# Kubota loader power



## James Hooker (Jun 3, 2019)

*Kubota L 3901, loader lift power low, was told if 3 point hitch is all the way up it goes into a bypass mode and pressure is diverted back to reservoir, has anyone experienced this, I could find nothing in manual that addresses this problem.*


----------



## James Hooker (Jun 3, 2019)

Kubota L3901 loader not much lift power, was told to lower 3 point a little to prevent going to bypass and robbing loader pressure, nothing I could find in manual, has anyone got knowledge on this? Thanks


----------



## ColoradoTJ (Jun 1, 2019)

Did you test this theory out?

I'm thinking you have a different issue within the hydraulic system. Did you change the filter and have proper fluid levels?


----------



## James Hooker (Jun 3, 2019)

ColoradoTJ said:


> Did you test this theory out?
> 
> I'm thinking you have a different issue within the hydraulic system. Did you change the filter and have proper fluid levels?


Yes, I checked fluids and changed filter but haven’t had time to check to see if power is back by lowing 3 point to another position, hopefully get to test tomorrow.


----------



## James Hooker (Jun 3, 2019)

James Hooker said:


> Yes, I checked fluids and changed filter but haven’t had time to check to see if power is back by lowing 3 point to another position, hopefully get to test tomorrow.


Checked all that before but did not help, just talked to Kubota mechanic and he said same about 3 point position


----------



## ColoradoTJ (Jun 1, 2019)

Interesting find. Hopefully you get this resolved quickly. 

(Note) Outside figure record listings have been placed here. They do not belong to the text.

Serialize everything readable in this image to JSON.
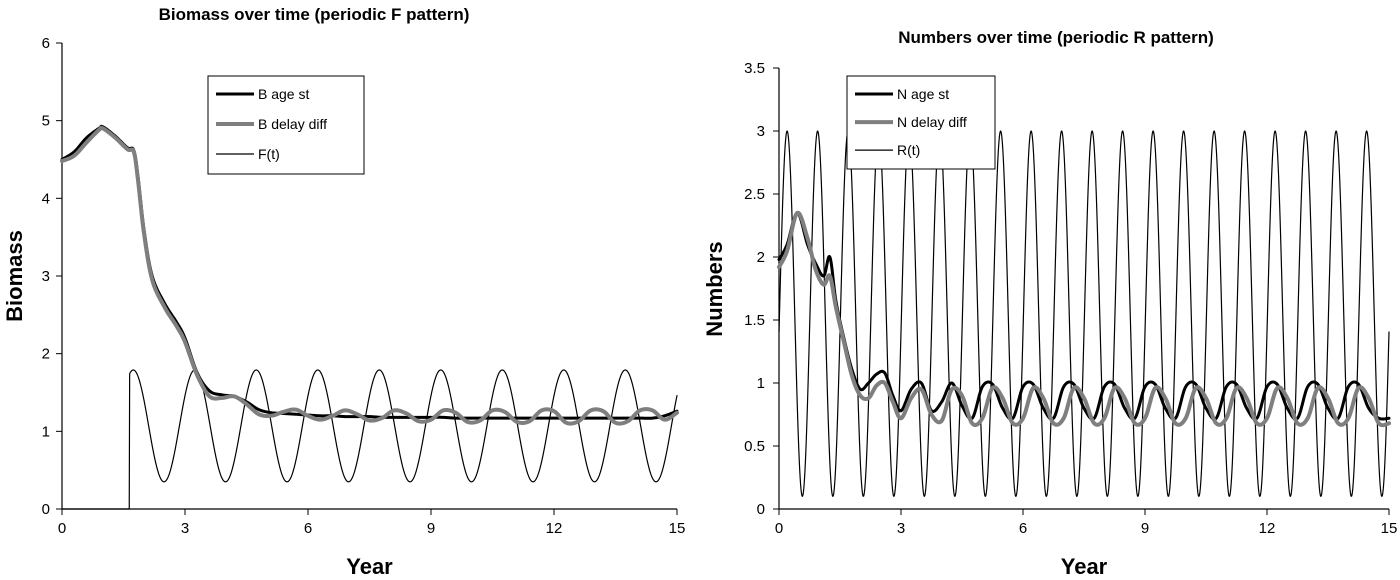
{
  "chart_data": [
    {
      "type": "line",
      "title": "Biomass over time (periodic  F pattern)",
      "xlabel": "Year",
      "ylabel": "Biomass",
      "xlim": [
        0,
        15
      ],
      "ylim": [
        0,
        6
      ],
      "xticks": [
        0,
        3,
        6,
        9,
        12,
        15
      ],
      "yticks": [
        0,
        1,
        2,
        3,
        4,
        5,
        6
      ],
      "legend": "top-center",
      "grid": false,
      "series": [
        {
          "name": "B age st",
          "color": "#000000",
          "x": [
            0,
            0.3,
            0.6,
            0.9,
            1.0,
            1.3,
            1.6,
            1.75,
            1.85,
            2.0,
            2.2,
            2.5,
            2.8,
            3.0,
            3.3,
            3.6,
            3.9,
            4.2,
            4.5,
            4.8,
            5.1,
            5.4,
            5.7,
            6.0,
            6.3,
            6.6,
            6.9,
            7.2,
            7.5,
            7.8,
            8.1,
            8.4,
            8.7,
            9.0,
            9.3,
            9.6,
            9.9,
            10.2,
            10.5,
            10.8,
            11.1,
            11.4,
            11.7,
            12.0,
            12.3,
            12.6,
            12.9,
            13.2,
            13.5,
            13.8,
            14.1,
            14.4,
            14.7,
            15.0
          ],
          "values": [
            4.5,
            4.6,
            4.78,
            4.9,
            4.92,
            4.8,
            4.65,
            4.62,
            4.3,
            3.6,
            3.0,
            2.65,
            2.4,
            2.2,
            1.75,
            1.52,
            1.47,
            1.45,
            1.38,
            1.28,
            1.24,
            1.23,
            1.22,
            1.21,
            1.2,
            1.2,
            1.19,
            1.19,
            1.19,
            1.18,
            1.18,
            1.18,
            1.18,
            1.18,
            1.18,
            1.17,
            1.17,
            1.17,
            1.17,
            1.17,
            1.17,
            1.17,
            1.17,
            1.17,
            1.17,
            1.17,
            1.17,
            1.17,
            1.17,
            1.17,
            1.17,
            1.17,
            1.2,
            1.26
          ]
        },
        {
          "name": "B delay diff",
          "color": "#7f7f7f",
          "x": [
            0,
            0.3,
            0.6,
            0.9,
            1.0,
            1.3,
            1.6,
            1.75,
            1.85,
            2.0,
            2.2,
            2.5,
            2.8,
            3.0,
            3.3,
            3.6,
            3.9,
            4.2,
            4.5,
            4.8,
            5.1,
            5.4,
            5.7,
            6.0,
            6.3,
            6.6,
            6.9,
            7.2,
            7.5,
            7.8,
            8.1,
            8.4,
            8.7,
            9.0,
            9.3,
            9.6,
            9.9,
            10.2,
            10.5,
            10.8,
            11.1,
            11.4,
            11.7,
            12.0,
            12.3,
            12.6,
            12.9,
            13.2,
            13.5,
            13.8,
            14.1,
            14.4,
            14.7,
            15.0
          ],
          "values": [
            4.48,
            4.55,
            4.72,
            4.88,
            4.9,
            4.78,
            4.63,
            4.6,
            4.25,
            3.55,
            2.95,
            2.6,
            2.35,
            2.15,
            1.72,
            1.45,
            1.43,
            1.45,
            1.35,
            1.22,
            1.2,
            1.25,
            1.28,
            1.2,
            1.15,
            1.2,
            1.27,
            1.22,
            1.14,
            1.17,
            1.27,
            1.23,
            1.13,
            1.15,
            1.27,
            1.24,
            1.12,
            1.14,
            1.27,
            1.25,
            1.12,
            1.13,
            1.27,
            1.26,
            1.11,
            1.13,
            1.27,
            1.26,
            1.11,
            1.13,
            1.27,
            1.27,
            1.15,
            1.24
          ]
        },
        {
          "name": "F(t)",
          "color": "#000000",
          "function": "F(t) = 0 for t < 1.65; F(t) = 1.07 + 0.72*sin(2*pi*(t-1.65)/1.5 + 1.2) for t >= 1.65",
          "x": [
            0,
            1.65,
            1.65,
            1.85,
            2.6,
            3.35,
            4.1,
            4.85,
            5.6,
            6.35,
            7.1,
            7.85,
            8.6,
            9.35,
            10.1,
            10.85,
            11.6,
            12.35,
            13.1,
            13.85,
            14.6,
            15.0
          ],
          "values": [
            0,
            0,
            1.74,
            1.79,
            0.35,
            1.79,
            0.35,
            1.79,
            0.35,
            1.79,
            0.35,
            1.79,
            0.35,
            1.79,
            0.35,
            1.79,
            0.35,
            1.79,
            0.35,
            1.79,
            0.35,
            1.2
          ]
        }
      ]
    },
    {
      "type": "line",
      "title": "Numbers  over time (periodic R pattern)",
      "xlabel": "Year",
      "ylabel": "Numbers",
      "xlim": [
        0,
        15
      ],
      "ylim": [
        0,
        3.5
      ],
      "xticks": [
        0,
        3,
        6,
        9,
        12,
        15
      ],
      "yticks": [
        0,
        0.5,
        1,
        1.5,
        2,
        2.5,
        3,
        3.5
      ],
      "legend": "top-left",
      "grid": false,
      "series": [
        {
          "name": "N age st",
          "color": "#000000",
          "x": [
            0,
            0.2,
            0.45,
            0.7,
            0.9,
            1.1,
            1.25,
            1.4,
            1.6,
            1.8,
            2.0,
            2.2,
            2.4,
            2.6,
            2.8,
            3.0,
            3.25,
            3.5,
            3.75,
            4.0,
            4.25,
            4.5,
            4.75,
            5.0,
            5.25,
            5.5,
            5.75,
            6.0,
            6.25,
            6.5,
            6.75,
            7.0,
            7.25,
            7.5,
            7.75,
            8.0,
            8.25,
            8.5,
            8.75,
            9.0,
            9.25,
            9.5,
            9.75,
            10.0,
            10.25,
            10.5,
            10.75,
            11.0,
            11.25,
            11.5,
            11.75,
            12.0,
            12.25,
            12.5,
            12.75,
            13.0,
            13.25,
            13.5,
            13.75,
            14.0,
            14.25,
            14.5,
            14.75,
            15.0
          ],
          "values": [
            1.98,
            2.1,
            2.35,
            2.1,
            1.95,
            1.85,
            2.0,
            1.65,
            1.35,
            1.1,
            0.95,
            1.0,
            1.07,
            1.08,
            0.9,
            0.78,
            0.95,
            1.0,
            0.78,
            0.85,
            1.0,
            0.82,
            0.72,
            0.97,
            0.99,
            0.8,
            0.72,
            0.97,
            0.99,
            0.8,
            0.72,
            0.97,
            0.99,
            0.8,
            0.72,
            0.97,
            0.99,
            0.8,
            0.72,
            0.97,
            0.99,
            0.8,
            0.72,
            0.97,
            0.99,
            0.8,
            0.72,
            0.97,
            0.99,
            0.8,
            0.72,
            0.97,
            0.99,
            0.8,
            0.72,
            0.97,
            0.99,
            0.8,
            0.72,
            0.97,
            0.99,
            0.8,
            0.72,
            0.72
          ]
        },
        {
          "name": "N delay diff",
          "color": "#7f7f7f",
          "x": [
            0,
            0.2,
            0.45,
            0.7,
            0.9,
            1.1,
            1.25,
            1.4,
            1.6,
            1.8,
            2.0,
            2.2,
            2.4,
            2.6,
            2.8,
            3.0,
            3.25,
            3.5,
            3.75,
            4.0,
            4.25,
            4.5,
            4.75,
            5.0,
            5.25,
            5.5,
            5.75,
            6.0,
            6.25,
            6.5,
            6.75,
            7.0,
            7.25,
            7.5,
            7.75,
            8.0,
            8.25,
            8.5,
            8.75,
            9.0,
            9.25,
            9.5,
            9.75,
            10.0,
            10.25,
            10.5,
            10.75,
            11.0,
            11.25,
            11.5,
            11.75,
            12.0,
            12.25,
            12.5,
            12.75,
            13.0,
            13.25,
            13.5,
            13.75,
            14.0,
            14.25,
            14.5,
            14.75,
            15.0
          ],
          "values": [
            1.92,
            2.05,
            2.35,
            2.15,
            1.9,
            1.78,
            1.85,
            1.6,
            1.32,
            1.05,
            0.9,
            0.88,
            0.98,
            1.0,
            0.85,
            0.72,
            0.88,
            0.95,
            0.75,
            0.7,
            0.95,
            0.9,
            0.68,
            0.72,
            0.96,
            0.88,
            0.68,
            0.72,
            0.96,
            0.88,
            0.68,
            0.72,
            0.96,
            0.88,
            0.68,
            0.72,
            0.96,
            0.88,
            0.68,
            0.72,
            0.96,
            0.88,
            0.68,
            0.72,
            0.96,
            0.88,
            0.68,
            0.72,
            0.96,
            0.88,
            0.68,
            0.72,
            0.96,
            0.88,
            0.68,
            0.72,
            0.96,
            0.88,
            0.68,
            0.72,
            0.96,
            0.88,
            0.68,
            0.68
          ]
        },
        {
          "name": "R(t)",
          "color": "#000000",
          "function": "R(t) = 1.55 + 1.45*sin(2*pi*t/0.75 - 0.1)",
          "x": [
            0,
            0.2,
            0.575,
            0.95,
            1.325,
            1.7,
            2.075,
            2.45,
            2.825,
            3.2,
            3.575,
            3.95,
            4.325,
            4.7,
            5.075,
            5.45,
            5.825,
            6.2,
            6.575,
            6.95,
            7.325,
            7.7,
            8.075,
            8.45,
            8.825,
            9.2,
            9.575,
            9.95,
            10.325,
            10.7,
            11.075,
            11.45,
            11.825,
            12.2,
            12.575,
            12.95,
            13.325,
            13.7,
            14.075,
            14.45,
            14.825,
            15.0
          ],
          "values": [
            1.4,
            3.0,
            0.1,
            3.0,
            0.1,
            3.0,
            0.1,
            3.0,
            0.1,
            3.0,
            0.1,
            3.0,
            0.1,
            3.0,
            0.1,
            3.0,
            0.1,
            3.0,
            0.1,
            3.0,
            0.1,
            3.0,
            0.1,
            3.0,
            0.1,
            3.0,
            0.1,
            3.0,
            0.1,
            3.0,
            0.1,
            3.0,
            0.1,
            3.0,
            0.1,
            3.0,
            0.1,
            3.0,
            0.1,
            3.0,
            0.1,
            1.55
          ]
        }
      ]
    }
  ]
}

Thanks for the response, I don’t have a lot of experience with tractors.


----------



## James Hooker (Jun 3, 2019)

ColoradoTJ said:


> Interesting find. Hopefully you get this resolved quickly.
> 
> Thanks for the response, I don’t have a lot of experience with tractors.


When I get to find out if it works I’ll post, thanks for the reply.


----------



## rhino (Jan 9, 2017)

There is a stop that your 3point hitch lever hits against when you raise 3point hitch. Some times it will over time get moved back. And if that happens the 3 point dead heads and the hydraulic system will then bypass. Try moving the stop forward. If stop is missing put a 1/4” bolt there letting the 3 point hitch lever come up against it. See if that helps. 


Sent from my iPhone using Tractor Forum


----------



## rhino (Jan 9, 2017)

Ps if you lower the hitch does tractor loader work better?


Sent from my iPhone using Tractor Forum


----------